Safety-Service director Robert Berner said there was confusion during negotiations over the use of the $7 million of Tax Increment Financing. Under Ohio law, TIF money can only be used for infrastructure improvements, but Puller Group was hoping to use that money to partially fund the project, Berner said.
Kenneth Puller Sr., CEO and president, did not return a call Monday.
The waterfront development project has been in the works for two years. In November, residents approved a zoning change of the park, paving the way for the $99 million development.
"To say the least, I am disappointed, but I respect their decision at this time, and I wish their company the best in future endeavors," Hymore-Tester said. "I'm sure some people will be disappointed, and I'm sure that some people will be happy who didn't want any development."
Councilmen Glenn Chapman and Jeff Morgan had opposed the project and insisted that it was not right for Port Clinton.
"I'm not surprised at all," Morgan said. "From the very beginning, I was against this. In my mind, it could never work to solve the problems Port Clinton wanted it to solve. To give up the waterfront to solve the problems was not in the best interest of the city."
Citizens Organized for Responsible Development collected a petition to put the Waterworks Park zoning change on the ballot. The group adamantly opposed Puller Group's project.
"It was an ill-conceived project from the beginning," group member Jerry Jonke said.
The zoning change was overwhelmingly approved by voters.
Council president Linda Hartlaub said the news is not all bad. The zoning approval and environmental studies have moved the project forward.
"We're (further) ahead than we were a year ago," Hartlaub said. "I think we're in a better position, and I think we need to look at this as a positive."
Berner said the Waterworks Park progress could be seen as a positive for other developers since it will be "shovel ready."
Hymore-Tester said the city is looking ahead to the next step.
The city's negotiating team will meet to discuss the options and send out new requests for qualifications to targeted developers.
The developer selection will be done internally, but the city might consider community expertise, Berner said.
Stonehenge, another developer, had planned a mixed-used development with condominiums and was the No. 2 choice behind Puller Group. It is not clear whether the company will be reconsidered.

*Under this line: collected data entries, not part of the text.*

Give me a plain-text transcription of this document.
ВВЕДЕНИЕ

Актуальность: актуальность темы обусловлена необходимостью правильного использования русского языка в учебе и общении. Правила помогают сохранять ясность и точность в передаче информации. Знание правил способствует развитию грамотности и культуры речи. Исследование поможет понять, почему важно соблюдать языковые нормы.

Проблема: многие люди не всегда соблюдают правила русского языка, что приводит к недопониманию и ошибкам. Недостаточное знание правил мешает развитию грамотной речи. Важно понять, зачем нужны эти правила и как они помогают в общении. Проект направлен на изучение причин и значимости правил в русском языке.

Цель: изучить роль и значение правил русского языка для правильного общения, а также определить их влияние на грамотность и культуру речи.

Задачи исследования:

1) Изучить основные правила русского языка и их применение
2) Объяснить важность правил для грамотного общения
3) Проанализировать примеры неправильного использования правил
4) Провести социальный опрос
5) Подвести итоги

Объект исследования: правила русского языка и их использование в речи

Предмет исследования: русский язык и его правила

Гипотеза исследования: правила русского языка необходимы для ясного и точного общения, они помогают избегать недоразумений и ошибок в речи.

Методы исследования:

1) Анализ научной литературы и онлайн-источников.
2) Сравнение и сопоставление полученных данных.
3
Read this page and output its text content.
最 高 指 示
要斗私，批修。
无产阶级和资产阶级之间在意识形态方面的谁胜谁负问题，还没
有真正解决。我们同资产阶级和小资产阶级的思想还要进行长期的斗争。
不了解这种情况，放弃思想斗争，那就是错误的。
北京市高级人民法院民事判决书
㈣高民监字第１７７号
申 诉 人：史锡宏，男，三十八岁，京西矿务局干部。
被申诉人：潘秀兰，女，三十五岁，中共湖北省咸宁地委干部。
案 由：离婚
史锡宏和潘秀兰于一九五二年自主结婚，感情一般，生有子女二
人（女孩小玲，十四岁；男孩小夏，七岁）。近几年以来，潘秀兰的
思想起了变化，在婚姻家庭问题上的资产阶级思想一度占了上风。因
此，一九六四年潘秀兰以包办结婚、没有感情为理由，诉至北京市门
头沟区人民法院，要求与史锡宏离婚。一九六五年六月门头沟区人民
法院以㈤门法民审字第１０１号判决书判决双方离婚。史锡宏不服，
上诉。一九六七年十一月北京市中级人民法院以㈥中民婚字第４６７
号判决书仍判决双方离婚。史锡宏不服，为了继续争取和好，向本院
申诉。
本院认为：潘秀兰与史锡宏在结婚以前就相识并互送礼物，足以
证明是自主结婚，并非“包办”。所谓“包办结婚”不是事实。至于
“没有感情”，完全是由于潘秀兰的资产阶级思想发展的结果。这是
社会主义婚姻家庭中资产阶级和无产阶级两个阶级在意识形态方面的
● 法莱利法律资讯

"That was a gigantic development," Morgan said. "I doubt if (company president Mo Dioun would) respond. I'd be quite surprised if he did."
City residents may have to wait until another developer is found.
Puller Group was first considered in July 2006 and chosen in January 2007.
Councilman Mike Snider said he was disappointed but ready to look ahead.
"Yes, it's a setback," Snider said. "With any good thing, you have to take the good with the bad.
"There's some definite positive days ahead for Port Clinton. This is just one of the down sides in this whole process."